Framton Nuttel endeavoured to say the correct something which should duly flatter the niece of the moment without unduly discounting the aunt that was to come. Privately he doubted more than ever whether these formal visits on a succession of total strangers would do much towards helping the nerve cure which he was supposed to be undergoing.

Vera has just enough time to tell Framton her utterly false ghost story before her aunt arrives. Then he gives Mrs. Sappleton some further details about his health.

"The doctors agree in ordering me complete rest, an absence of mental excitement, and avoidance of anything in the nature of violent physical exercise," announced Framton, who laboured under the tolerably widespread delusion that total strangers and chance acquaintances are hungry for the least detail of one's ailments and infirmities, their cause and cure. "On the matter of diet they are not so much in agreement," he continued.

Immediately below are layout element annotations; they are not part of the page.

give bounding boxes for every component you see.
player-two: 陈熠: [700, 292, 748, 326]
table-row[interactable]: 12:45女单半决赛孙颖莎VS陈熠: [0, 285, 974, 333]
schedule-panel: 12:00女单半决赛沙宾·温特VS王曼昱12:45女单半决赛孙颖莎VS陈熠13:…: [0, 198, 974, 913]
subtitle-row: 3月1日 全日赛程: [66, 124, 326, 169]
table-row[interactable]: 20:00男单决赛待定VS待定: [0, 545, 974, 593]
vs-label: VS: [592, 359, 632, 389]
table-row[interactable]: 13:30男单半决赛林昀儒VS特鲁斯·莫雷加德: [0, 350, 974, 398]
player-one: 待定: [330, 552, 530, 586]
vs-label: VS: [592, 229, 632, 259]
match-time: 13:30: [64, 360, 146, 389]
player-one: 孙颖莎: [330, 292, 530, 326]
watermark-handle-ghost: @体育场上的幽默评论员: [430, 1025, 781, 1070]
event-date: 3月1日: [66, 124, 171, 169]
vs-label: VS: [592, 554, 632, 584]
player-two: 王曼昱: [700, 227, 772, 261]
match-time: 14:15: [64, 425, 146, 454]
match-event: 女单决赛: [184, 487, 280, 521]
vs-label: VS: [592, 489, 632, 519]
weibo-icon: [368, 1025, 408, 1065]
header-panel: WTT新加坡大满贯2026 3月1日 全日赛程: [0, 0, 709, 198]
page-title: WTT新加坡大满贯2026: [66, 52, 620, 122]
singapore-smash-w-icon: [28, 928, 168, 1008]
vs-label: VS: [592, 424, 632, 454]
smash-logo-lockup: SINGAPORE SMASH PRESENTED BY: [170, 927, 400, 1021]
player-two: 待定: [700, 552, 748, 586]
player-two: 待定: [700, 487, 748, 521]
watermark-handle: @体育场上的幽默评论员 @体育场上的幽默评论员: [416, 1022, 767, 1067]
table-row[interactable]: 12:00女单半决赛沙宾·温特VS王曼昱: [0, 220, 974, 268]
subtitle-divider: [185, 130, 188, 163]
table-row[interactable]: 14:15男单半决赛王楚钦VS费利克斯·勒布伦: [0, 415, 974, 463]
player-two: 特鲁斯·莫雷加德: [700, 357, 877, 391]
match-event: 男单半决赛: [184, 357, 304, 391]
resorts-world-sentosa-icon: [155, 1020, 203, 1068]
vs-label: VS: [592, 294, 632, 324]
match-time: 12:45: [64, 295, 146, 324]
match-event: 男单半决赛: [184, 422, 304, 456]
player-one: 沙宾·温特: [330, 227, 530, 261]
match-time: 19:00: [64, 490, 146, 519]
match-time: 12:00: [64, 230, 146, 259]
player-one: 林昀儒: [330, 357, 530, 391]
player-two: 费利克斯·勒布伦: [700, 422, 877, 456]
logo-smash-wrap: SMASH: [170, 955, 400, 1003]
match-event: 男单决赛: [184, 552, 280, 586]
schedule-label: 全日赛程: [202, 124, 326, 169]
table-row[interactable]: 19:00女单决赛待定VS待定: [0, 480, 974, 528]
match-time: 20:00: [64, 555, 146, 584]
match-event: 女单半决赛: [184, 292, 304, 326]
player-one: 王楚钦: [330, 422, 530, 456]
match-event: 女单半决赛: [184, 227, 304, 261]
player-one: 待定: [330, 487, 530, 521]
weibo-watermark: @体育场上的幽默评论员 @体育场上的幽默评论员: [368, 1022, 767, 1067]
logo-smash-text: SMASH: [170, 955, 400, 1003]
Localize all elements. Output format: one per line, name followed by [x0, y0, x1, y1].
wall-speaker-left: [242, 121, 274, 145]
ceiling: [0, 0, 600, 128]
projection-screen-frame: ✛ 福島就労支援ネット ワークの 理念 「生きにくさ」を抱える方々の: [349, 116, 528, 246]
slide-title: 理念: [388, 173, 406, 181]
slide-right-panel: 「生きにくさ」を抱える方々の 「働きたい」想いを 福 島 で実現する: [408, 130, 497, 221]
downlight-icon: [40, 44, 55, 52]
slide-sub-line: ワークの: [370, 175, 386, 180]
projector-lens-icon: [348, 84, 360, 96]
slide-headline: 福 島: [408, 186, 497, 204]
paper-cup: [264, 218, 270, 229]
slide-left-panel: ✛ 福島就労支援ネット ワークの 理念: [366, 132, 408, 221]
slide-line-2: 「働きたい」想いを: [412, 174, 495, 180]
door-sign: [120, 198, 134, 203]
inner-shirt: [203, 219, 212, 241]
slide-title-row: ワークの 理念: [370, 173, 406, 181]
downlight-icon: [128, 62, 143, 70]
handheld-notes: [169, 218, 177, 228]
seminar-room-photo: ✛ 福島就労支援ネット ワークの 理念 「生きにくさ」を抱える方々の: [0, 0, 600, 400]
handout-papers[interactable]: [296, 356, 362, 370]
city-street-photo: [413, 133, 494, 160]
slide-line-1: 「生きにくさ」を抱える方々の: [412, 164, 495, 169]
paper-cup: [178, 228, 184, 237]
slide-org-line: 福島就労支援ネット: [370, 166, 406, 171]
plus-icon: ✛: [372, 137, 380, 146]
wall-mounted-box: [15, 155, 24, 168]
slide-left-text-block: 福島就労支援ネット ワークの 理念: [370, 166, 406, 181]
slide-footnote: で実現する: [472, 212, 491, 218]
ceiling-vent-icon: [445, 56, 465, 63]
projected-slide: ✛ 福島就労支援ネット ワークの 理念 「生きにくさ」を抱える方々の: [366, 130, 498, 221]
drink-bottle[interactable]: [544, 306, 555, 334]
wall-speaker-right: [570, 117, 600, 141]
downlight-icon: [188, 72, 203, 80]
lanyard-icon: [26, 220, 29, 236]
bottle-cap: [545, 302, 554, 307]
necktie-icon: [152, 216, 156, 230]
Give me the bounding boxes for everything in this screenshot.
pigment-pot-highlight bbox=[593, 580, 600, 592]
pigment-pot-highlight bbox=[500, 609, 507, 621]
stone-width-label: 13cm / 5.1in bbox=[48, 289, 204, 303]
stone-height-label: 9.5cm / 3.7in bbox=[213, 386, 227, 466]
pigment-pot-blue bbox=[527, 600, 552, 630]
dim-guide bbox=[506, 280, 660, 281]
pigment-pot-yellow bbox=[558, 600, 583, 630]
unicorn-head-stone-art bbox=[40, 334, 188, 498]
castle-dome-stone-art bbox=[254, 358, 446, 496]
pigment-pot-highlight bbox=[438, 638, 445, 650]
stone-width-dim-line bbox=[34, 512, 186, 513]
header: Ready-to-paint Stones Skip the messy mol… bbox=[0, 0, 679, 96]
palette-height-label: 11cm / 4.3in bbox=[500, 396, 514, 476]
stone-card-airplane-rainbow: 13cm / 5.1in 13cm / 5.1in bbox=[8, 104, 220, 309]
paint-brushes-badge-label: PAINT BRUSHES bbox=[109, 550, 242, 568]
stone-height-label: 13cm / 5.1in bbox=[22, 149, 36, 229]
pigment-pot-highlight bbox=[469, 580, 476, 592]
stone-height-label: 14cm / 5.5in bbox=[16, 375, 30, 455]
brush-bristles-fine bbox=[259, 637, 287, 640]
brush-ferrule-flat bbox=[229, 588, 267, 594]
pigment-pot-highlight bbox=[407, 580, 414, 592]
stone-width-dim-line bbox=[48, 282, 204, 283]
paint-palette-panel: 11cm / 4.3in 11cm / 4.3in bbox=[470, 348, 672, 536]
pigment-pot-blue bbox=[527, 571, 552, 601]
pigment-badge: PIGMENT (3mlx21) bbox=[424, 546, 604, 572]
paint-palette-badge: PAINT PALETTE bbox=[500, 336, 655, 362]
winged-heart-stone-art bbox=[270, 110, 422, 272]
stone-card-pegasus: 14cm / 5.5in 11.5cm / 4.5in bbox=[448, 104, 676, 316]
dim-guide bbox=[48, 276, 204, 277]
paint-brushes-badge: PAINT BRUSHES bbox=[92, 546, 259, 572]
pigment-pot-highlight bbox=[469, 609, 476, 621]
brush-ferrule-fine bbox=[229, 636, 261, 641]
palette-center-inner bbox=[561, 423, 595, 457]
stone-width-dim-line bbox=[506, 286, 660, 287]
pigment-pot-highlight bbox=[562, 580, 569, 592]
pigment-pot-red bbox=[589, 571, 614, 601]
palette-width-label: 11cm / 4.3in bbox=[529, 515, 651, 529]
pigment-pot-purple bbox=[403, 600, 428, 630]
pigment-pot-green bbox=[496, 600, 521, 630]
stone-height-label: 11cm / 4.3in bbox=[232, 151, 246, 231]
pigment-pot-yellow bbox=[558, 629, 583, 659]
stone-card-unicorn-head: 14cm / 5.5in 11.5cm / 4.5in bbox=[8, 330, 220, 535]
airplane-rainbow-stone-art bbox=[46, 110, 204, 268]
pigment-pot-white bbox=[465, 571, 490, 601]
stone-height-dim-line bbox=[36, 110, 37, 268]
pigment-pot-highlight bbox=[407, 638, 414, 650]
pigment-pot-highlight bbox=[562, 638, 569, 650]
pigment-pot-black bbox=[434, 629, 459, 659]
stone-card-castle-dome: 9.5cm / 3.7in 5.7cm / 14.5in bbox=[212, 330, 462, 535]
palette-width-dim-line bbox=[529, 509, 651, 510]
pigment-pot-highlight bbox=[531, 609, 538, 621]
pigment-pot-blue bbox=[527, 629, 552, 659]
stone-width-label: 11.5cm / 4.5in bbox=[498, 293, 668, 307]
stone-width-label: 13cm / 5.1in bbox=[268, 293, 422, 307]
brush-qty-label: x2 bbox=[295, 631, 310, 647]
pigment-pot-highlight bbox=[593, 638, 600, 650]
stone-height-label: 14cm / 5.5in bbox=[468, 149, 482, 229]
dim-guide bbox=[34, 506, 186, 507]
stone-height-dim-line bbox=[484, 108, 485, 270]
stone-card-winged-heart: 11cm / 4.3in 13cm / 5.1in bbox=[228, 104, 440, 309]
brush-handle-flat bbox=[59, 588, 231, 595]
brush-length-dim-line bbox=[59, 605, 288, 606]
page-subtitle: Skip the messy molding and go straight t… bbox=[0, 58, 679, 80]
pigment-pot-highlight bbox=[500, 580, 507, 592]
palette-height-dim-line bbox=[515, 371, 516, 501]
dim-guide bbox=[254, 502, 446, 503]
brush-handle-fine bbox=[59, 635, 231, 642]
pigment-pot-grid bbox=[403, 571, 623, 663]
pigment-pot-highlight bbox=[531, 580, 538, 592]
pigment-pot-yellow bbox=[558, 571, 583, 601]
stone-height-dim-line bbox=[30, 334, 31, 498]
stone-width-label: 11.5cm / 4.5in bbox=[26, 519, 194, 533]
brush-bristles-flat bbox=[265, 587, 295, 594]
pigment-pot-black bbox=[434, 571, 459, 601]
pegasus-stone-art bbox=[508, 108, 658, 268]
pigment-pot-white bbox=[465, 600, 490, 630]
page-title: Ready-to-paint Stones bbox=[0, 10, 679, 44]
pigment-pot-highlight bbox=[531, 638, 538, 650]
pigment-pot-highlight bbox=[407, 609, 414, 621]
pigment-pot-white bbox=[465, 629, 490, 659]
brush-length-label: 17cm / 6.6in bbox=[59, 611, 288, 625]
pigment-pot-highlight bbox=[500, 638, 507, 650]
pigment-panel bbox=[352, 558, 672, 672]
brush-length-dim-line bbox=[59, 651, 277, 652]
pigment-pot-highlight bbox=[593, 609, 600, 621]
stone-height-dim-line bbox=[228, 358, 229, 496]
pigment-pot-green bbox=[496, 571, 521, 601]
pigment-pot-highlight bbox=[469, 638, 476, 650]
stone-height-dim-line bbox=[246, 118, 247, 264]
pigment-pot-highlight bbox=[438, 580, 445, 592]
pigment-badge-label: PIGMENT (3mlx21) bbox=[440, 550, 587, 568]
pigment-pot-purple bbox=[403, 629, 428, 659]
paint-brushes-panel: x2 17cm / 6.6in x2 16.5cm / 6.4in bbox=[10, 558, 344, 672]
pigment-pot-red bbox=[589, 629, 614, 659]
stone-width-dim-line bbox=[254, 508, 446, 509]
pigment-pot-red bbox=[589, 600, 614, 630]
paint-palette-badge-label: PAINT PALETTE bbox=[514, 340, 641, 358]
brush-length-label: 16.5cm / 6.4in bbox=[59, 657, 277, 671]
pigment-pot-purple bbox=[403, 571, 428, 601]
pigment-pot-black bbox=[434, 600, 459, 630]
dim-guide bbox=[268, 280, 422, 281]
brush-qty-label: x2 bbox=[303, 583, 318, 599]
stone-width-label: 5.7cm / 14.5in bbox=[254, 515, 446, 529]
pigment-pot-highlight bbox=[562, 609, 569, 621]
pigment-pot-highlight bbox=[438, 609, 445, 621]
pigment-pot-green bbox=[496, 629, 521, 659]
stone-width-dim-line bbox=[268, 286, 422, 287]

Framton's sister knew some people in the area, but not really very well. She had insisted on giving her brother letters of introduction to these people, probably under the assumption that such isolated country dwellers would welcome visitors from the big city of London. The sister had been staying with the local vicar, which made it impossible for anyone who received her letter of introduction to fail at least to invite Framton to tea. That is evidently Mrs. Sappleton's intention. It is nearly tea time, and she is awaiting the return pf her husband and her two brothers from their customary bird-hunting, which seems to be all they ever do and all they ever talk about..

The author establishes that Framton is seeking "complete rest, an absence of mental excitement, and avoidance of anything in the nature of violent physical exercise" because the poor man is going to experience just the opposite when he sees the men who have supposedly been dead for three years approaching the open window, all of them carrying guns. The story is told in such a way that the reader does not realize why Framton panics and goes running out of the house and down the country road until Mrs. Sappleton's husband enters and shows that he is not a ghost when he asks:

"Who was that who bolted out as we came up?"